Epidemiology of Primary Infection and Venison Consumption
In Minnesota, USA, the seroprevalence of T. gondii in white-tailed deer reaches 22.5–32.2%, and is even higher in neighboring states 4). A pattern has been reported where ocular symptoms appear in winter after consumption of undercooked venison during the hunting season (autumn) 4). Safe cooking of venison is recommended by heating to an internal temperature of at least 64°C or prior cold storage.
Shakha, Chawla R, Sinha A, Meena S. Atypical acquired toxoplasmosis. Indian J Ophthalmol. 2024;72:772-774.
Pidro Miokovic A, Ratkovic M, Pidro Gadzo A. Toxoplasmosis in the outer retina. Rom J Ophthalmol. 2024;68(2):198-201.
Yazdanpanah O, Monday LM, Surapaneni S, Singh V, Chi J. Ocular toxoplasmosis mimicking lymphoma: exploring the correlation and distinction. Cureus. 2021;13(1):e13014.
Kohler JM, Mammo DA, Bennett SR, Davies JB. Primary ocular toxoplasmosis secondary to venison consumption. Am J Ophthalmol Case Rep. 2023;29:101776.

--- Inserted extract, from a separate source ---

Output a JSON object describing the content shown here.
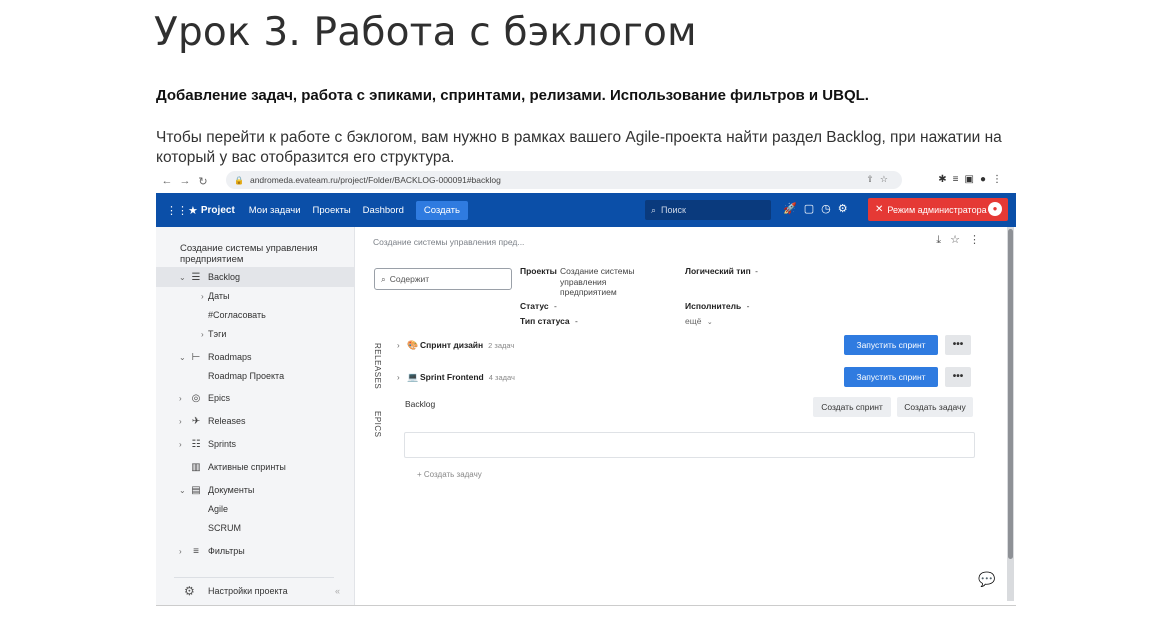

Dillon AB, Budoff G, McCannel CA, Tsui E, Pullarkat ST, Schwartz SD. Ocular toxoplasmosis: no stranger to the masquerade ball. J Vitreoret Dis. 2022;6(5):391-398.
Syed Mohd Khomsah SN, Muhammed J, Wan Hitam WH. Macular pucker: a devastating complication in ocular toxoplasmosis. Cureus. 2023;15(2):e34617.
Commodaro AG, Belfort RN, Rizzo LV, Muccioli C, Silveira C, Burnier MN Jr, Belfort R Jr. Ocular toxoplasmosis: an update and review of the literature. Mem Inst Oswaldo Cruz. 2009;104(2):345-350.